According to Cowan, social networking is much harder to manage than other forms of communication, such as email. "Unlike email, you can't put a disclaimer on the end of a social networking message," he said. "Someone could say something on a social networking site and attribute it to your company, and misrepresent you. With email, you have an email policy and you can enforce disclaimers, but here you have no control."

Cowan said social networking security issues therefore must now be incorporated into enterprise information security policies and employees' acceptable usage guidelines. He commonly advises companies to provide as much help and advice as possible to ensure employees use social networking sites cautiously and abide by their organizations' social networking security policies.

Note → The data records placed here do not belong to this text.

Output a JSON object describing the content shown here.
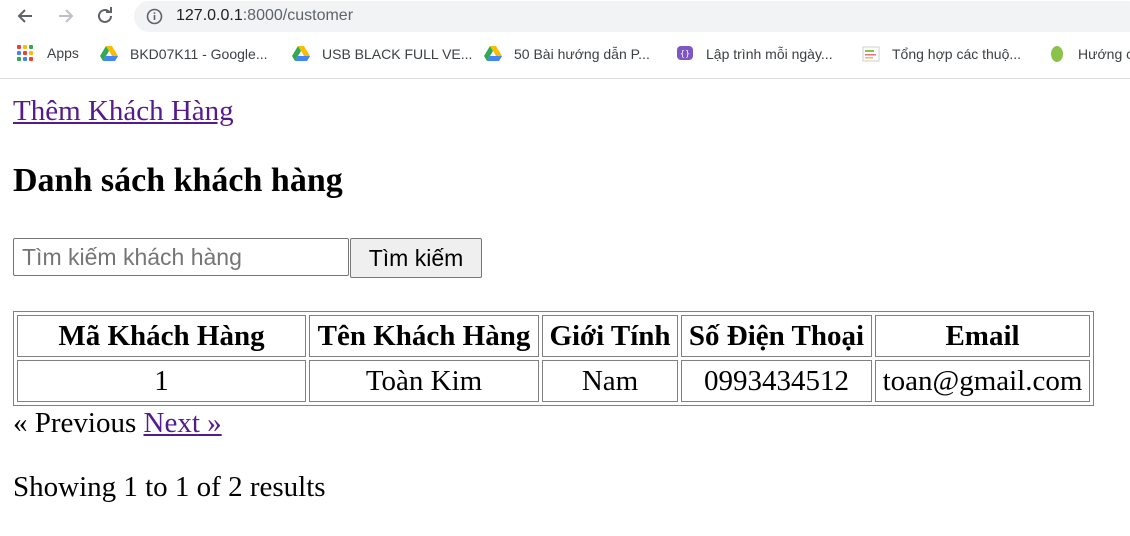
{
  "browser": {
    "url_host": "127.0.0.1",
    "url_rest": ":8000/customer",
    "bookmarks": [
      {
        "label": "Apps",
        "icon": "apps-grid-icon"
      },
      {
        "label": "BKD07K11 - Google...",
        "icon": "google-drive-icon"
      },
      {
        "label": "USB BLACK FULL VE...",
        "icon": "google-drive-icon"
      },
      {
        "label": "50 Bài hướng dẫn P...",
        "icon": "google-drive-icon"
      },
      {
        "label": "Lập trình mỗi ngày...",
        "icon": "code-bubble-icon"
      },
      {
        "label": "Tổng hợp các thuộ...",
        "icon": "page-thumbnail-icon"
      },
      {
        "label": "Hướng c",
        "icon": "leaf-icon"
      }
    ]
  },
  "page": {
    "add_link": "Thêm Khách Hàng",
    "title": "Danh sách khách hàng",
    "search": {
      "placeholder": "Tìm kiếm khách hàng",
      "value": "",
      "button": "Tìm kiếm"
    },
    "table": {
      "headers": [
        "Mã Khách Hàng",
        "Tên Khách Hàng",
        "Giới Tính",
        "Số Điện Thoại",
        "Email"
      ],
      "rows": [
        [
          "1",
          "Toàn Kim",
          "Nam",
          "0993434512",
          "toan@gmail.com"
        ]
      ]
    },
    "pagination": {
      "previous": "« Previous",
      "next": "Next »"
    },
    "results_text": "Showing 1 to 1 of 2 results"
  },
  "colors": {
    "link": "#551a8b",
    "chrome_bg": "#f1f3f4"
  }
}
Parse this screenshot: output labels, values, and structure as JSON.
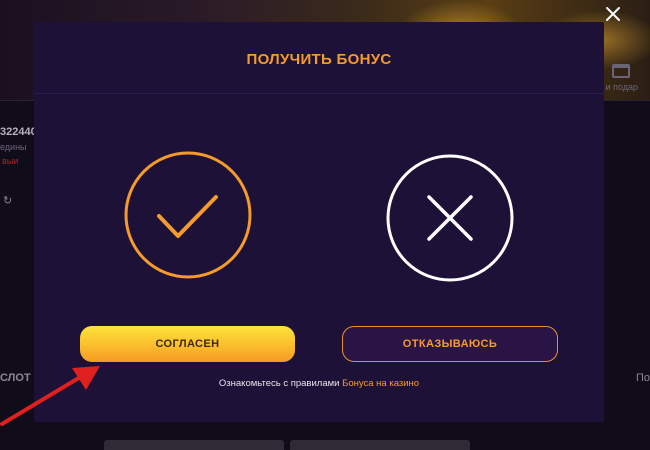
{
  "modal": {
    "title": "ПОЛУЧИТЬ БОНУС",
    "agree_label": "СОГЛАСЕН",
    "decline_label": "ОТКАЗЫВАЮСЬ",
    "rules_text": "Ознакомьтесь с правилами",
    "rules_link": "Бонуса на казино"
  },
  "background": {
    "left_number": "322440",
    "left_sub": "едины",
    "left_red": "выи",
    "left_icon": "↻",
    "left_slots": "СЛОТ",
    "right_text": "и и подар",
    "right_letter": "По"
  },
  "icons": {
    "close": "close-icon",
    "agree": "check-circle-icon",
    "decline": "x-circle-icon",
    "arrow": "arrow-annotation"
  },
  "colors": {
    "accent": "#f59b2b",
    "modal_bg": "#1d1137",
    "agree_button": "#fbbd2c",
    "arrow": "#e0201c"
  }
}
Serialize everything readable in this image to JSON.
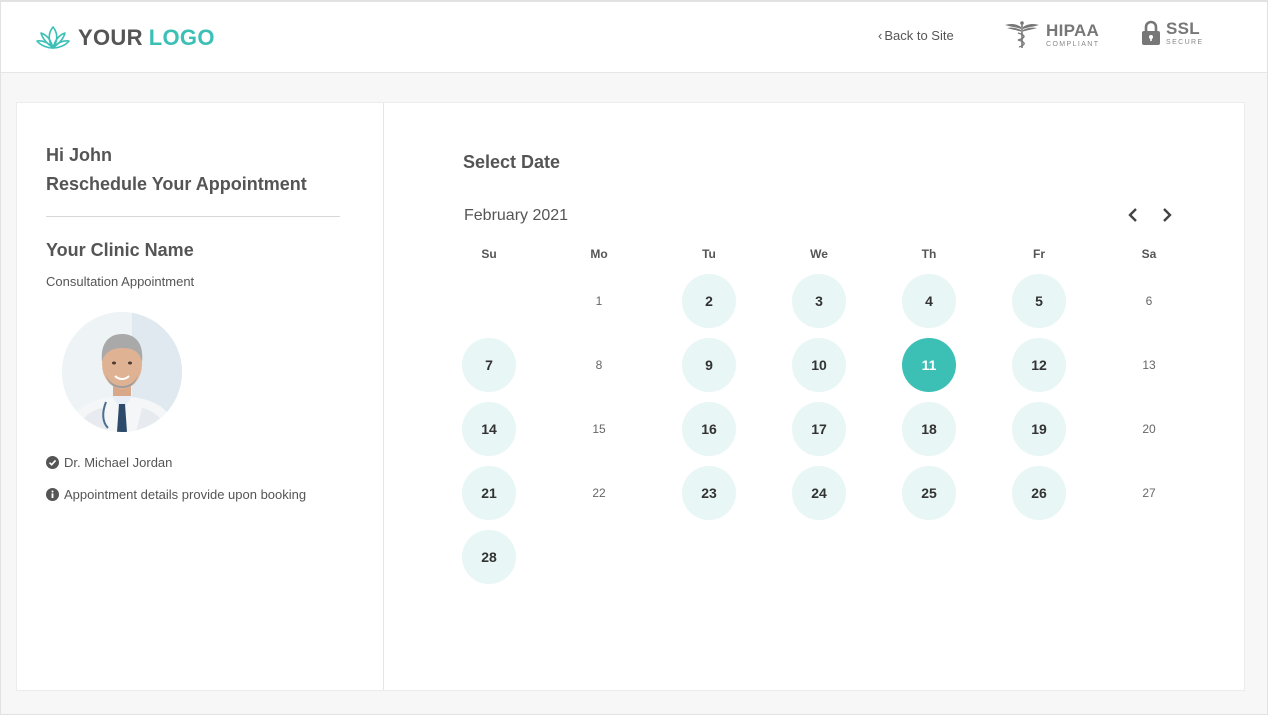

"Social networking definitely needs to be integrated into the information security policy and user education," Cowan said. "You need to make it clear what you should do, and what you shouldn't do. And give examples to make the message clear."

Nigel Hawthorn, head of European marketing for Blue Coat, agreed and mentioned that training needs to explain how easy it is to leak information. "There is, for instance, a difference between Facebook and Twitter," he said. "With Facebook, you can limit your comments to just a few friends, whereas with Twitter, everyone can see it. Some people display astonishing naiveté on these sites."

Hawthorn added that Web URL filtering technology has a role to play in enforcing granular security policies. By categorising different webpages, companies can allow certain pages on Facebook, for example, while blocking others.

"It would also be a good idea to block executables from being downloaded from any social networking site, which I don't think many companies are doing," Hawthorn added. "That would stop malware such as Koobface from infecting machines."

David Bennett, a business development manager with Webroot, said few companies include social networking security issues in their acceptable usage policies.

"This needs to happen so that people are educated when they join an organisation, and I'd also recommend a regular refresher, possibly on a quarterly basis, to ensure they remain aware of the policies," Wood said. "They also need to be educated, for example, about the need to change their account passwords on a regular basis."

He also made the point that training and education need to be underpinned with technology that can protect remote and mobile users as well as those users on the corporate network: "It's all about education, and backing that up with the right IT infrastructure."